New guy
  

 

  Inside job at GQ:
Nelson replaces Coop


The question we all ask: Will it be lad-ified?

By Jeff Bercovici 


   Faced with a decision between an $800 Italian crocodile-skin shoe and a comfortable old slipper, GQ, rather uncharacteristically perhaps, has chosen the slipper.
   Jim Nelson, GQ’s executive editor and a six-year veteran of the Conde Nast men’s magazine, has been selected as its next editor in chief.
   He replaces Art Cooper, the longtime boss who's retiring -- involuntarily, by several accounts -- at the start of June.
   News of Nelson's appointment will come as a surprise to those who had predicted that Conde Nast would bring in a hotshot outsider, preferably one with a proven newsstand sense, to shake things up at GQ.
   Hiring from without, however, runs the risk that the new guy will have too many ideas of his own. (Not that Conde Nast didn't try: Men's Health editor David Zinczenko reportedly turned down several offers to jump ship.

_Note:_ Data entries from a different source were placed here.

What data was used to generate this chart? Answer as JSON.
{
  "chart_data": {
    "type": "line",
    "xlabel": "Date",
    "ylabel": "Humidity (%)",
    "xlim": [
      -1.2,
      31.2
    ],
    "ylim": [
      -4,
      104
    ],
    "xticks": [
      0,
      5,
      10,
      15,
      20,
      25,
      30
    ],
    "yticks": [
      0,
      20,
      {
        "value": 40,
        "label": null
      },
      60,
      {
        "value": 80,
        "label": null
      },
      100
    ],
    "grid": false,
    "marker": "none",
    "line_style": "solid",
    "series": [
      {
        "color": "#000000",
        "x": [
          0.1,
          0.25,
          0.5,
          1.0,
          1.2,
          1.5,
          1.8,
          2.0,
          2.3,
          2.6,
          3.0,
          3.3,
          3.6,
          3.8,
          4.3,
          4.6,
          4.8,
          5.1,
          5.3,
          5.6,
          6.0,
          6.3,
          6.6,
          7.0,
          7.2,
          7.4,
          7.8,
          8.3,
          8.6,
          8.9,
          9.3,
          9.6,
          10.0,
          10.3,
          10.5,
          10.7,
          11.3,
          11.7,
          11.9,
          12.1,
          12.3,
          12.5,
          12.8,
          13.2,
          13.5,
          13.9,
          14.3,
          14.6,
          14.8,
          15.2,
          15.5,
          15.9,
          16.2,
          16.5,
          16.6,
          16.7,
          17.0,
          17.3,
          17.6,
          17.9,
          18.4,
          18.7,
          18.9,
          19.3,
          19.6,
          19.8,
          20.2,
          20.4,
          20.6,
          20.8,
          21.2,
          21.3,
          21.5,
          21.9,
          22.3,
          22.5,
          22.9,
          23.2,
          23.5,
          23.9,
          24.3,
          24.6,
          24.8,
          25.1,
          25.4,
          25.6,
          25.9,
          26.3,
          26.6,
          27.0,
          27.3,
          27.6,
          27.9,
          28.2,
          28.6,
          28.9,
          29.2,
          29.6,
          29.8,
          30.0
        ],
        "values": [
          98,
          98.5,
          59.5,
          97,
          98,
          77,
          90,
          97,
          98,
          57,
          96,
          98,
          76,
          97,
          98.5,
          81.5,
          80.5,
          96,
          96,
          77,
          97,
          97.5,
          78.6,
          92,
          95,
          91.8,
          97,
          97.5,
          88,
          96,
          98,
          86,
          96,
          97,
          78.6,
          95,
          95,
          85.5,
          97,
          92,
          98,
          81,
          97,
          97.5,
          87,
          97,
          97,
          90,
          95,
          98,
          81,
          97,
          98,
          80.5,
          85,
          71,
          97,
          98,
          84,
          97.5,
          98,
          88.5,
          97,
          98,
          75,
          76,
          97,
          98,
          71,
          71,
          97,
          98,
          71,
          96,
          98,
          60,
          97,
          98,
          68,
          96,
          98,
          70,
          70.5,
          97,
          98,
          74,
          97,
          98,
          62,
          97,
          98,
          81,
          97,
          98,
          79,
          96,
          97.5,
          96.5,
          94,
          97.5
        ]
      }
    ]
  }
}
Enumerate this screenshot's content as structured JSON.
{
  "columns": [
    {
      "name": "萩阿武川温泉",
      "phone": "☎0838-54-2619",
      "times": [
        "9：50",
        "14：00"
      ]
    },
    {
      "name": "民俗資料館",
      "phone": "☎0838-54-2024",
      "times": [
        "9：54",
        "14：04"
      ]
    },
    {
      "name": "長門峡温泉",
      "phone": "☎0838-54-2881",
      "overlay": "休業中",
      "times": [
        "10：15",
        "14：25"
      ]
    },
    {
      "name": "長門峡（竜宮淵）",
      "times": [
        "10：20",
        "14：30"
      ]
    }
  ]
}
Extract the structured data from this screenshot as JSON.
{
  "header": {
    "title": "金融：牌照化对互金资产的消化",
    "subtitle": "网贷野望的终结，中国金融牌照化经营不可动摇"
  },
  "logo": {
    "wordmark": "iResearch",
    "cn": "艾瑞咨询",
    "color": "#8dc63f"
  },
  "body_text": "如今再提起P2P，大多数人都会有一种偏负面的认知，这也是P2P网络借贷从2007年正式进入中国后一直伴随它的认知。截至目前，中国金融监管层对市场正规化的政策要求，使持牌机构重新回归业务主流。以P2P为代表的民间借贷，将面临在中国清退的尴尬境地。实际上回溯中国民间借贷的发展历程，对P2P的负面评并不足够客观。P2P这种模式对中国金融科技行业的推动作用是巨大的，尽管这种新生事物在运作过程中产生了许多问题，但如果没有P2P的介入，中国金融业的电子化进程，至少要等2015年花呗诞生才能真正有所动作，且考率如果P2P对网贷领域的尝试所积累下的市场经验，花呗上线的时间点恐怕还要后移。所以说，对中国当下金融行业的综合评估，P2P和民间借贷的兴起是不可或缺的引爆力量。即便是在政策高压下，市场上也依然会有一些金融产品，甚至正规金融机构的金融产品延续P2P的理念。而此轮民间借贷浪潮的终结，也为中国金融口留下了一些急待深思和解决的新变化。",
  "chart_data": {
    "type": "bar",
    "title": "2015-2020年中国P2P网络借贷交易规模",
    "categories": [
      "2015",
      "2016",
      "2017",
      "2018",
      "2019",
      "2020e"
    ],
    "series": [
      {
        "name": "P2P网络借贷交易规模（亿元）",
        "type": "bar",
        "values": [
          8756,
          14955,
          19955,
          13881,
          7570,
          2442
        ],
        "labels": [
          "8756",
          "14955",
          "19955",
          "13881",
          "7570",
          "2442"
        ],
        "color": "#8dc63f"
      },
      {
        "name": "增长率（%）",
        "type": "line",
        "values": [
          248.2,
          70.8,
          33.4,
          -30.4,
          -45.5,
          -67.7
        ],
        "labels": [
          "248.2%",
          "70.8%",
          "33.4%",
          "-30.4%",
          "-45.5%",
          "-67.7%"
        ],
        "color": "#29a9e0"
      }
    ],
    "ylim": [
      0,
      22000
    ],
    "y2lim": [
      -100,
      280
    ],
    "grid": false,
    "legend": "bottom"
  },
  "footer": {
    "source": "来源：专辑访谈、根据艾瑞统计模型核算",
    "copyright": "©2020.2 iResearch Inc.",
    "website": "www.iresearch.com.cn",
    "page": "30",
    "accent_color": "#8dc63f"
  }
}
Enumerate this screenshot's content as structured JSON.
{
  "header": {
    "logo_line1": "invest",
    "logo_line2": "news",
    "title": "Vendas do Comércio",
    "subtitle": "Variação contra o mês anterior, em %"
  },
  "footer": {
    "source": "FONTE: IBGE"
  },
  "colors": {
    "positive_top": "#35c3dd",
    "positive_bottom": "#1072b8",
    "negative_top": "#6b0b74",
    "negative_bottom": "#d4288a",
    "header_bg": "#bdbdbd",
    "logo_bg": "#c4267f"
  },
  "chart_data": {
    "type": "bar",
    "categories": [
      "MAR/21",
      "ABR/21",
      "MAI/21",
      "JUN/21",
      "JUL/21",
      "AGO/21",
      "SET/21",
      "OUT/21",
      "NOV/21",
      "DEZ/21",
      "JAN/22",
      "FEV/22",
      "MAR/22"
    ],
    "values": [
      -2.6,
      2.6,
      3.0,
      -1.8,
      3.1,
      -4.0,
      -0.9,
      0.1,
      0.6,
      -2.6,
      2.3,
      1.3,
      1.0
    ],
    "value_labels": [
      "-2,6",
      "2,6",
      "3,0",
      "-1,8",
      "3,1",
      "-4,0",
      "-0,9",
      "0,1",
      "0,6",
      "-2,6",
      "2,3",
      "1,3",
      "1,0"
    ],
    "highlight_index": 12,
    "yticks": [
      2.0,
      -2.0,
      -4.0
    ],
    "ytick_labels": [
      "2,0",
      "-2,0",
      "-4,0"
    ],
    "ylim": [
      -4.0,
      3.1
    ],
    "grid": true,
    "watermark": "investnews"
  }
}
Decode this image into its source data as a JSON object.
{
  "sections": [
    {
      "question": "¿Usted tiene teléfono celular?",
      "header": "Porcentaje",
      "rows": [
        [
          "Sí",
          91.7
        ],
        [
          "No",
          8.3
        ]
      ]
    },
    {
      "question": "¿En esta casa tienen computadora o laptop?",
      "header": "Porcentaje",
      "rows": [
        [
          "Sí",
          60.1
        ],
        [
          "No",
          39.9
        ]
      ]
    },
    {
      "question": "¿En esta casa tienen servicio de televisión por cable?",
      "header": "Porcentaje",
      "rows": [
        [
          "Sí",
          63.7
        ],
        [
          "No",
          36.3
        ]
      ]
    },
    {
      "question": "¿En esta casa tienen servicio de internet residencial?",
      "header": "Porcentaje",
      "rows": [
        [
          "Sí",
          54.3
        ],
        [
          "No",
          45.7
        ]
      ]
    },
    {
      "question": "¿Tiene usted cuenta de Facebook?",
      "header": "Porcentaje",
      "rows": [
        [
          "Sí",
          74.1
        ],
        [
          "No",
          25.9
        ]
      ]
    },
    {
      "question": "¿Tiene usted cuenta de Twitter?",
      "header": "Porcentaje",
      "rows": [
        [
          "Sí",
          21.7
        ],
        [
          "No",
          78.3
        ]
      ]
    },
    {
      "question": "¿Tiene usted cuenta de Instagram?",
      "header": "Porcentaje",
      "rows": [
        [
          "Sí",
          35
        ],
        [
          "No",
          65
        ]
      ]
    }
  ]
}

He was said to be the favored candidate of GQ publisher Ron Galotti.)
   An internal candidate like Nelson, on the other hand, is a known quantity, making it that much easier for Conde Nast editorial director James Truman to keep a strong hand in the magazine's direction.
   Truman is said to favor shortening GQ's articles and beefing up its fashion and other service. Less known is to what extent he and Conde Nast chairman Si Newhouse will push Nelson to emulate lad magazines like Maxim and FHM in a bid to increase newsstand sales, which have declined by some 30 percent since 1997.
   Cooper reportedly resisted pressure to laddify GQ, although he did appropriate some of the genre's elements.
   One obvious advantage that Nelson has over his predecessor, from the standpoint of Conde Nast executives, is his age: At 40 (versus Cooper's 65), he's more in touch with the young demographic GQ tries to target.
   Nelson's background reflects GQ's mix of easy-to-digest pop culture and serious literary journalism.
    A former TV comedy writer and CNN producer, Nelson, whose duties at GQ include reviewing new music, previously worked for highbrow monthly Harper's.
    GQ's total paid circulation increased 5.9 percent to 803,652 in the second half of last year, according to the Audit Bureau of Circulations. Its single-copy sales rose 5.3 percent to 212,601.
   Advertising pages were up 13.7 percent in the first two months of the year, totaling 107.7, according to the Publishers Information Bureau. Ad revenue was reported to be up 23.1 percent to $7.7 million.

March 26, 2003© 2003 Media Life


-Jeff Bercovici is a staff writer for Media Life.